Guy Kovner, THE PRESS DEMOCRAT
The shallow wells Sonoma County’s water agency is drilling near 11 waterways have nothing to do with delivering water to 600,000 residents of Sonoma and Marin counties.
Instead, the 21 wells will serve as measuring sticks to determine whether pumping groundwater in the county’s three basins — the Santa Rosa Plain, Petaluma Valley and Sonoma Valley — is curbing the flow in creeks inhabited by federally protected fish and other species.
The $300,000 project is the latest consequence of a state law, enacted during California’s five-year drought, requiring long-term sustainability of underground water supplies that were heavily tapped during the prolonged dry spell.

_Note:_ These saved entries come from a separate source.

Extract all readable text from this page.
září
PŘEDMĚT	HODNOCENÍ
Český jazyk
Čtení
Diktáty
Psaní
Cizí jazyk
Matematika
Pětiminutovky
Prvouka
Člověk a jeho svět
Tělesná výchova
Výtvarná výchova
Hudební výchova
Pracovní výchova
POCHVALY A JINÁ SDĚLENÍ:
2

And that means assessing the connection between surface water and groundwater and possibly, for the first time in state history, setting limits on use of well water by residents, ranchers, businesses and public water systems.

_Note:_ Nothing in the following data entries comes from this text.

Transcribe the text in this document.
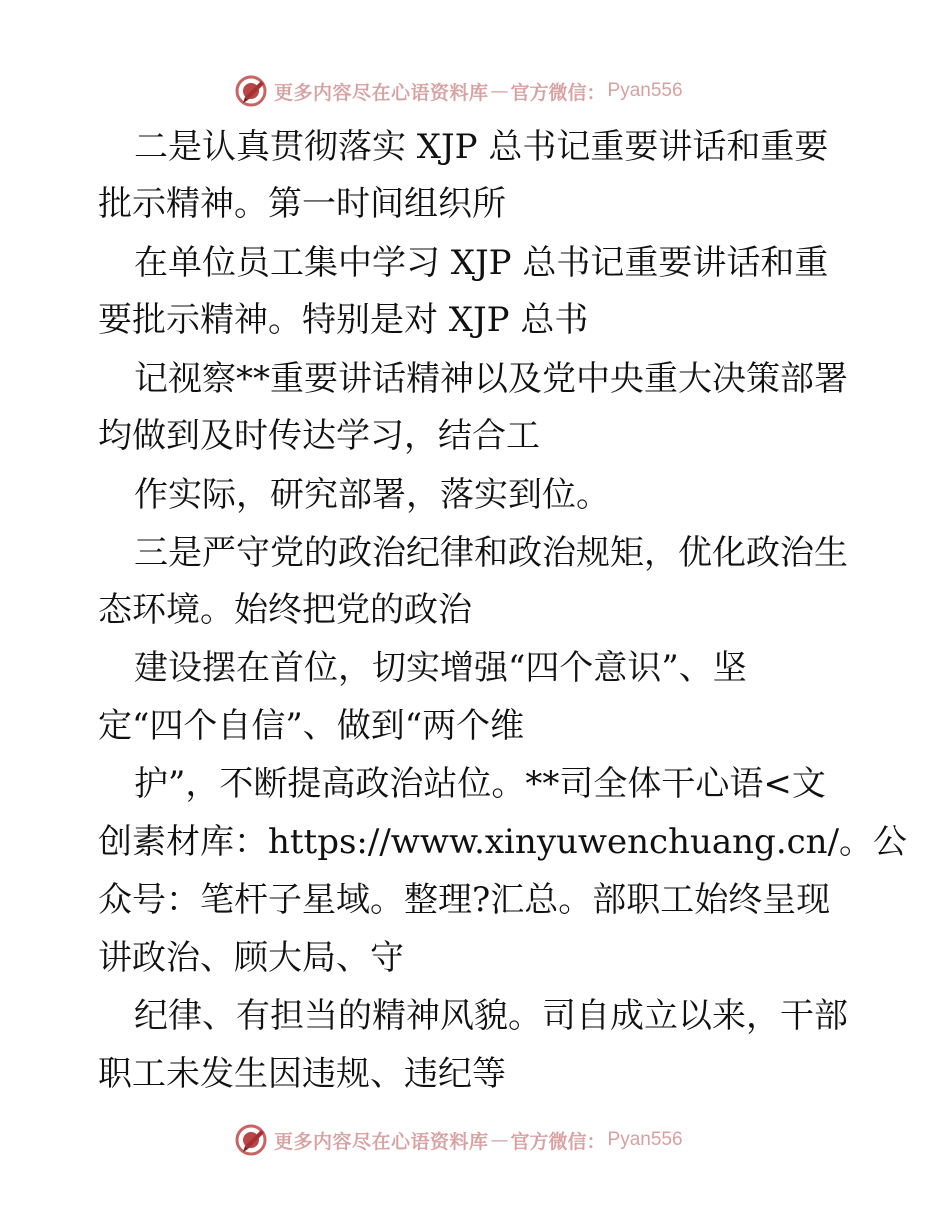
更多内容尽在心语资料库 — 官方微信： Pyan556
二是认真贯彻落实 XJP 总书记重要讲话和重要
批示精神。第一时间组织所
在单位员工集中学习 XJP 总书记重要讲话和重
要批示精神。特别是对 XJP 总书
记视察**重要讲话精神以及党中央重大决策部署
均做到及时传达学习，结合工
作实际，研究部署，落实到位。
三是严守党的政治纪律和政治规矩，优化政治生
态环境。始终把党的政治
建设摆在首位，切实增强“四个意识”、坚
定“四个自信”、做到“两个维
护”，不断提高政治站位。**司全体干心语<文
创素材库：https://www.xinyuwenchuang.cn/。公
众号：笔杆子星域。整理?汇总。部职工始终呈现
讲政治、顾大局、守
纪律、有担当的精神风貌。司自成立以来，干部
职工未发生因违规、违纪等
更多内容尽在心语资料库 — 官方微信： Pyan556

“We can’t see what’s beneath the surface, so these monitoring wells will act like underground telescopes. They can help us see how much and when water is available,” county Supervisor Susan Gorin said in a statement.

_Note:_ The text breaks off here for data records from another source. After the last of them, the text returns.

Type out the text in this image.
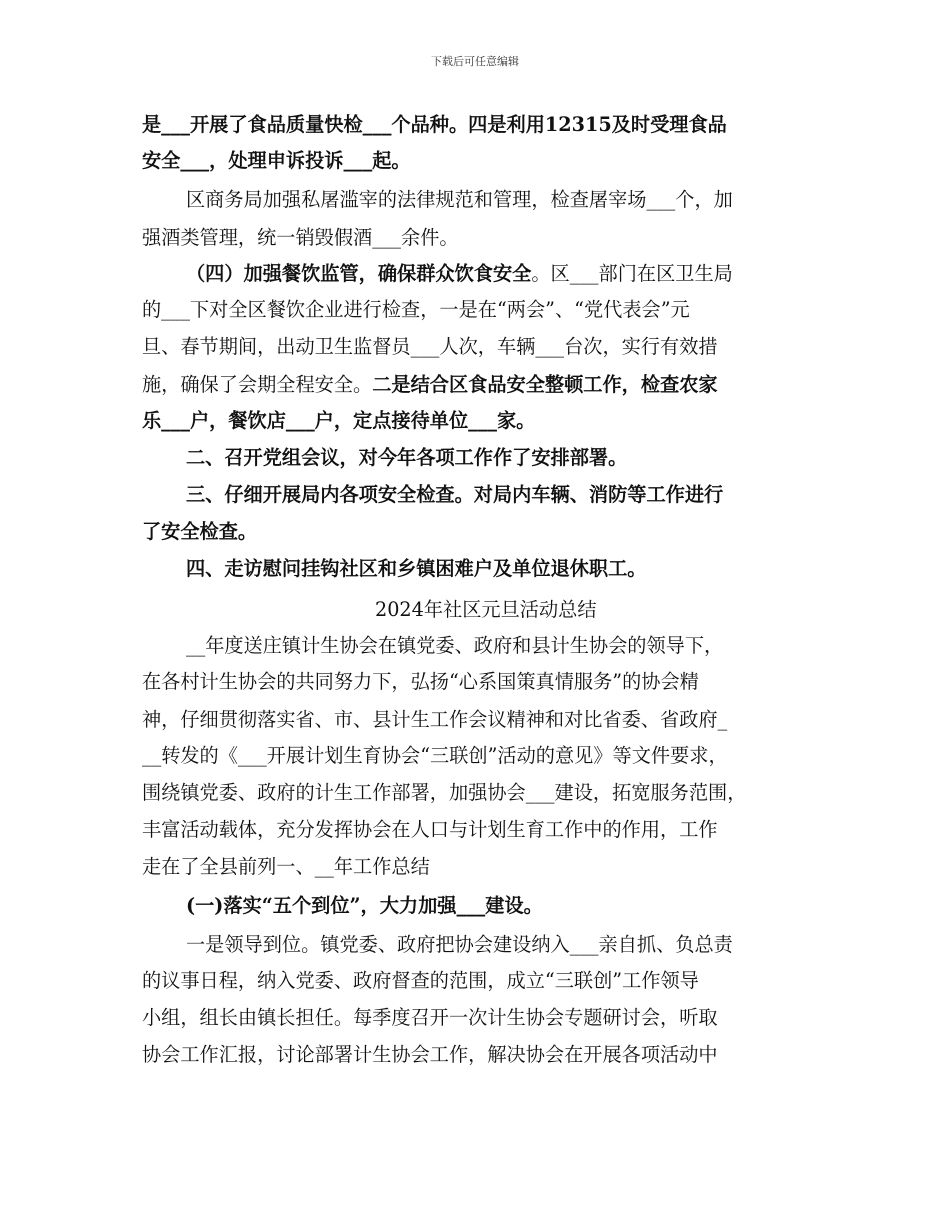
下载后可任意编辑
是___开展了食品质量快检___个品种。四是利用12315及时受理食品
安全___，处理申诉投诉___起。
区商务局加强私屠滥宰的法律规范和管理，检查屠宰场___个，加
强酒类管理，统一销毁假酒___余件。
（四）加强餐饮监管，确保群众饮食安全。区___部门在区卫生局
的___下对全区餐饮企业进行检查，一是在“两会”、“党代表会”元
旦、春节期间，出动卫生监督员___人次，车辆___台次，实行有效措
施，确保了会期全程安全。二是结合区食品安全整顿工作，检查农家
乐___户，餐饮店___户，定点接待单位___家。
二、召开党组会议，对今年各项工作作了安排部署。
三、仔细开展局内各项安全检查。对局内车辆、消防等工作进行
了安全检查。
四、走访慰问挂钩社区和乡镇困难户及单位退休职工。
2024年社区元旦活动总结
__年度送庄镇计生协会在镇党委、政府和县计生协会的领导下，
在各村计生协会的共同努力下，弘扬“心系国策真情服务”的协会精
神，仔细贯彻落实省、市、县计生工作会议精神和对比省委、省政府_
__转发的《___开展计划生育协会“三联创”活动的意见》等文件要求，
围绕镇党委、政府的计生工作部署，加强协会___建设，拓宽服务范围，
丰富活动载体，充分发挥协会在人口与计划生育工作中的作用，工作
走在了全县前列一、__年工作总结
(一)落实“五个到位”，大力加强___建设。
一是领导到位。镇党委、政府把协会建设纳入___亲自抓、负总责
的议事日程，纳入党委、政府督查的范围，成立“三联创”工作领导
小组，组长由镇长担任。每季度召开一次计生协会专题研讨会，听取
协会工作汇报，讨论部署计生协会工作，解决协会在开展各项活动中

Gorin is chairwoman of the Sonoma Valley Groundwater Sustainability Agency, which covers the basin seen as most susceptible to depletion. Local agencies were formed in 2017 in each of the county’s basins to implement mandates of the Sustainable Groundwater Management Act that became law in 2015 amid the state’s historic drought.
Farming interests generally have taken a dim view of the increased monitoring and prospect of pumping limits. During the recent drought, when stream flows were greatly diminished statewide, Central Valley farmers especially drew heavily on groundwater at rates that officials said were unsustainable, risking a whole host of related environmental impacts — on drinking water, soil and wildlife.